The second way to pinpoint reversals is to take a look at candlestick patterns, particularly for longer-term time frames. The doji is an excellent signal of a reversal, as it reflects a tug-o-war between buyers and sellers. This is formed when the candle closes at its open price. Another candlestick pattern that signals a reversal is the spinning top, which has long wicks and a small body.
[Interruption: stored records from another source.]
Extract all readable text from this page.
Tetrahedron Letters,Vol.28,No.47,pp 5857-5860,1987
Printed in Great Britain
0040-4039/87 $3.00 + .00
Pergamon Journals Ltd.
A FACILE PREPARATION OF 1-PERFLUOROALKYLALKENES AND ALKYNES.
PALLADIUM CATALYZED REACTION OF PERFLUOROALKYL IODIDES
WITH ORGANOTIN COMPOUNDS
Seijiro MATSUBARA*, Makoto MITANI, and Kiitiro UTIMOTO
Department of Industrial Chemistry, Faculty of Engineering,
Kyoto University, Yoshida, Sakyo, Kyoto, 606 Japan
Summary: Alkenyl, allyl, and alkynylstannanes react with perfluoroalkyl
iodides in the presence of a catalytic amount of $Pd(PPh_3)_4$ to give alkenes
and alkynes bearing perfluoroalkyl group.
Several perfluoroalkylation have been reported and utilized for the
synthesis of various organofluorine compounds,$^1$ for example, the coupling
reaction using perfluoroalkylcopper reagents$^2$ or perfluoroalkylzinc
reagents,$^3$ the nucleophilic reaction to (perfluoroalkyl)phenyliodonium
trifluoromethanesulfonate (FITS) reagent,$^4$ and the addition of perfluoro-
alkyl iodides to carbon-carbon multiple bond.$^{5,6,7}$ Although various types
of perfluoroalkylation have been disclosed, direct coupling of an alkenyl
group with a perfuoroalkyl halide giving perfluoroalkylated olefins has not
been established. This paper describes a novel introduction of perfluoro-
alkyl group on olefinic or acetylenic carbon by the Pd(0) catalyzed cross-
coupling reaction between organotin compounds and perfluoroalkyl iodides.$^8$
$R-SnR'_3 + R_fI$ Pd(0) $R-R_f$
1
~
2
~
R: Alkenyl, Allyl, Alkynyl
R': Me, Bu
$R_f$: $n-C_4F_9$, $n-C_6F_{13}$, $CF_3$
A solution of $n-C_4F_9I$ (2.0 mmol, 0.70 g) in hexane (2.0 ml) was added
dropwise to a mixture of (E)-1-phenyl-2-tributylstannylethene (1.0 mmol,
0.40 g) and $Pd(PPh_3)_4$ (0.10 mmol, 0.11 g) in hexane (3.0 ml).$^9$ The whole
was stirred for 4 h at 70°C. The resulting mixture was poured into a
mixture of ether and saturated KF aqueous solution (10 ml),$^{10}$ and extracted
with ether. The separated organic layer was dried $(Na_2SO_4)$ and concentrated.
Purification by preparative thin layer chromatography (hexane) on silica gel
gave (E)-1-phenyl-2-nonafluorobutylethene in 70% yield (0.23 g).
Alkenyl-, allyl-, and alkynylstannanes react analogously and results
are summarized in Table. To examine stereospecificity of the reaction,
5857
A hammer is also considered a reversal signal when formed at the bottom of a downtrend while the hanging man is considered a reversal signal when formed at the top of an uptrend.
Lastly, technical chart indicators are also useful in identifying reversals. Momentum indicators or oscillators can both be used, although it could lead to better results when they are used in tandem. As an example, stochastic in the oversold region shows that the selling pressure is exhausted and that an uptrend might take place. Stochastic in the overbought region shows that buying pressure is overdone and that a selloff might happen.
In addition, combining all three ways of spotting reversals can help improve the odds of catching a real reversal, particularly when the technical settings are properly aligned. Combining these three kinds of reversing spotting methods can help increase the odds of being right, especially when the parameters are correct.